1 crore = 10 million
Refer to Annexure for Details of Instruments & Bank Facilities

Detailed Rationale

CRISIL Ratings has assigned its ‘CRISIL AA/Stable/CRISIL A1+’ ratings to the bank facilities of Raymond Lifestyle Ltd (RLL). These facilities have been moved from Raymond Ltd (Raymond), after the lifestyle business was demerged.

 

The ratings reflect the company’s robust business risk profile supported by the dominant position in the domestic worsted suiting business, established brands in the apparel business, diversified revenue streams and strong retail network. The ratings further takes into account the strong financial risk profile of the company supported by healthy capital structure, minimal net debt levels and strong liquidity position. These strengths are partially offset by exposure to risks posed by various factors, including volatility in raw material prices and foreign exchange (forex) rates, intense competition, large addition of stores and macroeconomic factors such as downturns and inflationary pressure.

 

Business risk profile of RLL benefits from the strong legacy of the branded lifestyle B2C business run through the branded apparel and textile segments which comprises majority of the revenues (72% of RLL revenue for fiscal 2024, operated through a strong distribution network, and the healthy B2B business run through the garmenting and high-value cotton shirting segments (28% of RLL revenue for fiscal 2024). These segments provide diverse revenue streams to RLL across apparel and textiles. RLL reported a healthy performance in fiscal 2024, with consolidated operating income of Rs 6,535 crore. While, the business witnessed a on-year degrowth of 6% to Rs 2,928 crore in the first half of fiscal 2025 (Rs 3,124 crore for the first half of fiscal 2024), due to fewer wedding dates, lower footfall in retail outlets due to heatwaves, and impact of prolonged elections on consumer spending, CRISIL Ratings expect revenue growth to be better in second half of the fiscal driven by demand coming in from festive sales with large number of wedding dates. Over the medium term, RLL is expected to achieve high single digit to low double digit growth in revenues supported by over 650 stores to be added over the next three years undertaken as well as scaling up of its garmenting business, with geopolitical shifts in neighboring regions, particularly Bangladesh, presenting a potential opportunity.

 

The operating profitability of the business remains healthy at ~12-14% over the last three fiscals ended fiscal 2024, driven by strong operational profitability in the branded textile segments of over 20%, while other segments continued to register healthy operating profitability at around 10-12%. In fiscal 2024, consolidated Post-Ind AS EBITDA margin stood at 14.3% (pre-IndAS adjusted EBITDA margin of around 12%).

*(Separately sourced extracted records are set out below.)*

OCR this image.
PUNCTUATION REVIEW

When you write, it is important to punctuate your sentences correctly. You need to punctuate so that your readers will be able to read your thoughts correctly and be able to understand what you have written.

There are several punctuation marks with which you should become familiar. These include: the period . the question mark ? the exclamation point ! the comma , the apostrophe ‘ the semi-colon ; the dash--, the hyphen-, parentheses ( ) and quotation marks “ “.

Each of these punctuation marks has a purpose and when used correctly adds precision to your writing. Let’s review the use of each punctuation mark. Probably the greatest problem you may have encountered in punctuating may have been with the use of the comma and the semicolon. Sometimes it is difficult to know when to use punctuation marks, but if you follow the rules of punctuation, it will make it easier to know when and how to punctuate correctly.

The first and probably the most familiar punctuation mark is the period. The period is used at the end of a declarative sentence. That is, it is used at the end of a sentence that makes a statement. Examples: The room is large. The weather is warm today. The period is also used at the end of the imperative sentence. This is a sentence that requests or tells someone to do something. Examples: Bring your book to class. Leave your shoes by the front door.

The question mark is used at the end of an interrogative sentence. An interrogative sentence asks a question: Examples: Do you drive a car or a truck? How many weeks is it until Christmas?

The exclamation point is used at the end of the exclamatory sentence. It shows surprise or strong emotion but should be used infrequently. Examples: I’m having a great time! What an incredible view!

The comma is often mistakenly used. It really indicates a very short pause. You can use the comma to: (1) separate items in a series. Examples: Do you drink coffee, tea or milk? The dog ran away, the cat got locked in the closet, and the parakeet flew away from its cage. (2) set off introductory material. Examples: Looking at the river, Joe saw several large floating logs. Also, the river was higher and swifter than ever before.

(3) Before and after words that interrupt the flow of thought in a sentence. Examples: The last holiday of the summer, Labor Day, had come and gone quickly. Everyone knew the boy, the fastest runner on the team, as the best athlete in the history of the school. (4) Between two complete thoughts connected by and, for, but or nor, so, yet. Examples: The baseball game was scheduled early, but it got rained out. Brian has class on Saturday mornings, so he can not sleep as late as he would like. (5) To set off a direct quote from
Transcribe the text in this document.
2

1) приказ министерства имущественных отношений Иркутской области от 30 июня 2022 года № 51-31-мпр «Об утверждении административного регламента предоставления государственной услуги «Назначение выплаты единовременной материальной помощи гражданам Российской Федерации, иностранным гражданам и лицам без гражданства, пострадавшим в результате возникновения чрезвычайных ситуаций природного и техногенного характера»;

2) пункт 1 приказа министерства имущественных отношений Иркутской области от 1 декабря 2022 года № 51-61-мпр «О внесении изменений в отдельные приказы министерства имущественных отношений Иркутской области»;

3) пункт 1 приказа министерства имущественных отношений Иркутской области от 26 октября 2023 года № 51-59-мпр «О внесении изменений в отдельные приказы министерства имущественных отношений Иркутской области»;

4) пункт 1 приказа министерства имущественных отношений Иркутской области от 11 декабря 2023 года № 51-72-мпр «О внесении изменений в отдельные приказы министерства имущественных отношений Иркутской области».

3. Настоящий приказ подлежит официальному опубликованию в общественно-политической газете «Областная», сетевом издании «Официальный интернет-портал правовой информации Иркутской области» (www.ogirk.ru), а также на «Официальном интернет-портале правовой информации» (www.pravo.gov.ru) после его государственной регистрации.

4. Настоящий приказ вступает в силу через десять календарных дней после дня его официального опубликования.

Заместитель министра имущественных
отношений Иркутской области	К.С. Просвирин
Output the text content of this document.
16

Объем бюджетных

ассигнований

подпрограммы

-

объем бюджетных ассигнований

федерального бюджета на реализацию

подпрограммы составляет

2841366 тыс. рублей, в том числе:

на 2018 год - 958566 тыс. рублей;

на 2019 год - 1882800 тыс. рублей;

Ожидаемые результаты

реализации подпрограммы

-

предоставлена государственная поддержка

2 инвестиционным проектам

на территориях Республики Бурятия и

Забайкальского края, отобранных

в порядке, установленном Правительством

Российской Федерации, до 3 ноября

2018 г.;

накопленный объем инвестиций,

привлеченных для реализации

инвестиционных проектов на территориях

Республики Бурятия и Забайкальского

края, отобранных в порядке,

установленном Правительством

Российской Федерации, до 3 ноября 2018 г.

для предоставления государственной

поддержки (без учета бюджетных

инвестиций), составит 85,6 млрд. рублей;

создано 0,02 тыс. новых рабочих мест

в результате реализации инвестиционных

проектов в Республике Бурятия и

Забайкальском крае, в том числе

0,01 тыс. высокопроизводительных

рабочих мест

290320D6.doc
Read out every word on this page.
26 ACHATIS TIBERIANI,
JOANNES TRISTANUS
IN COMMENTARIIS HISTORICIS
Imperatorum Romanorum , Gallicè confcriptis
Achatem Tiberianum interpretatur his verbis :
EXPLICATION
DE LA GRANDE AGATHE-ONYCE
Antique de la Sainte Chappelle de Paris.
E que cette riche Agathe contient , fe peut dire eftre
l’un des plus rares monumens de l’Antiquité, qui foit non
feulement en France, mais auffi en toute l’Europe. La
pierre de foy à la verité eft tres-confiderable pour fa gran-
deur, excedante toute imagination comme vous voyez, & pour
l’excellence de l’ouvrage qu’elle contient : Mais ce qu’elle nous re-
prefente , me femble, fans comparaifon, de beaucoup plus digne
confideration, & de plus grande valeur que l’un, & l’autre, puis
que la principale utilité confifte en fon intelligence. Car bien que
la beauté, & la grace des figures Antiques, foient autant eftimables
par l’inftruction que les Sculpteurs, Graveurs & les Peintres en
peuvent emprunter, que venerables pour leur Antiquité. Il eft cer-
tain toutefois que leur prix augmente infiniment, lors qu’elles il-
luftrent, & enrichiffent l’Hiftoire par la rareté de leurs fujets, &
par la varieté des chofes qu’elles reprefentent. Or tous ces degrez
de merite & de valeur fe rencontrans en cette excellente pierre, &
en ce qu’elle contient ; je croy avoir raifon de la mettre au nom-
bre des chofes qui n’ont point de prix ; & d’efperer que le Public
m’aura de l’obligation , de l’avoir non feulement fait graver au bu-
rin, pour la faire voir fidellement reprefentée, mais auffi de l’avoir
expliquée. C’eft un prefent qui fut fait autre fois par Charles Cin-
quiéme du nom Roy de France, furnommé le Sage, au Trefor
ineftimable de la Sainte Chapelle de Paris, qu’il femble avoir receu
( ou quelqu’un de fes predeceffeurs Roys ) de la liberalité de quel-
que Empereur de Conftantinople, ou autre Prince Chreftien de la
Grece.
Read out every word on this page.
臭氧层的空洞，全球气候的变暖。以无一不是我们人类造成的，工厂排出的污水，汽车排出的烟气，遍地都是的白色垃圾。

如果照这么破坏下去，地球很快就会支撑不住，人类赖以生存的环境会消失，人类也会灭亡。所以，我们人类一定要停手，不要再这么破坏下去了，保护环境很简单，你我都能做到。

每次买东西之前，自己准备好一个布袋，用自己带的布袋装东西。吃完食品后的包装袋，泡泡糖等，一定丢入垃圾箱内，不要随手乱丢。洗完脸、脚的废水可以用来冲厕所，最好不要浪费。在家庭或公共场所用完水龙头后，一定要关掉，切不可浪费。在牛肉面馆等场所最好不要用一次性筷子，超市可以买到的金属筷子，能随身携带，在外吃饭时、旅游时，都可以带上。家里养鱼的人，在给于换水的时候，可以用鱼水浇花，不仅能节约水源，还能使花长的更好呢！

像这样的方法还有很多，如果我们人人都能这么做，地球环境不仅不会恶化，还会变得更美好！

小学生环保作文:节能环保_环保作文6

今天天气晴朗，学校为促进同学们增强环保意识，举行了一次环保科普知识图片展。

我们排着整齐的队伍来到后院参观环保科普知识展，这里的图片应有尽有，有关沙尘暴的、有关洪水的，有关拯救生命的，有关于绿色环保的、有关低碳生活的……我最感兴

With revenue de-growth in first half of fiscal 2025, operating margin post IndAS was muted (9.4% in the first half of fiscal 2025 against 13.0% in the first half of fiscal 2024). Lease outflow for the first six months of fiscal 2025, was around Rs 86 crore, resulting in pre-IndAS margin of 6.4% in the first half of fiscal 2025 (11.1% in the first half of fiscal 2024). Over the medium term, operating profitability is expected to sustain at healthy levels. Working capital requirements for the company stood moderate at 80 days (in terms of revenue) for fiscal 2024.

 

Financial risk profile is marked by strong debt protection metrics with total borrowings of Rs 825 crore (mainly working capital debt), and a healthy cash surplus of Rs. 915 crore at March 31, 2024, resulting in net debt-free status. RLL also has a strong capital structure, with healthy gearing of less than 0.2x time. Debt protection metrics were also healthy, with adjusted interest coverage of 6.5x times. While total debt stood higher at Rs 1,306 crore as on September 30, 2024, primarily on account of higher working capital owing to forthcoming festive season, RLL continued have a cash surplus of around Rs 900 crore as on the same date. With expected recovery in operational performance in second half of the fiscal and continued healthy operational performance thereafter, financial risk profile shall remain healthy with adjusted interest coverage of over 6x times and NCAAD of over 0.7-1x over the medium term. Debt/EBITDA also stood at under 1x times, and company is expected to re-achieve its net-debt free status by the fiscal end and sustain it over the medium term.

Analytical Approach

CRISIL Ratings has combined the business and financial risk profiles of RLL and its various subsidiaries. This is because the entities are part of the diversified Raymond group, have strong business linkages, financial fungibility and a common management.

 

Goodwill arising from valuation adjustments on the demerger from Raymond has been directly adjusted against networth, as it represents valuation adjustments and has not arisen on payment of any consideration.

 

CRISIL Ratings has not considered lease liabilities recognised under IndAS116 as part of debt and has adjusted EBITDA by excluding lease rental components in depreciation and finance cost.

 

Please refer Annexure - List of Entities Consolidated, which captures the list of entities considered and their analytical treatment of consolidation.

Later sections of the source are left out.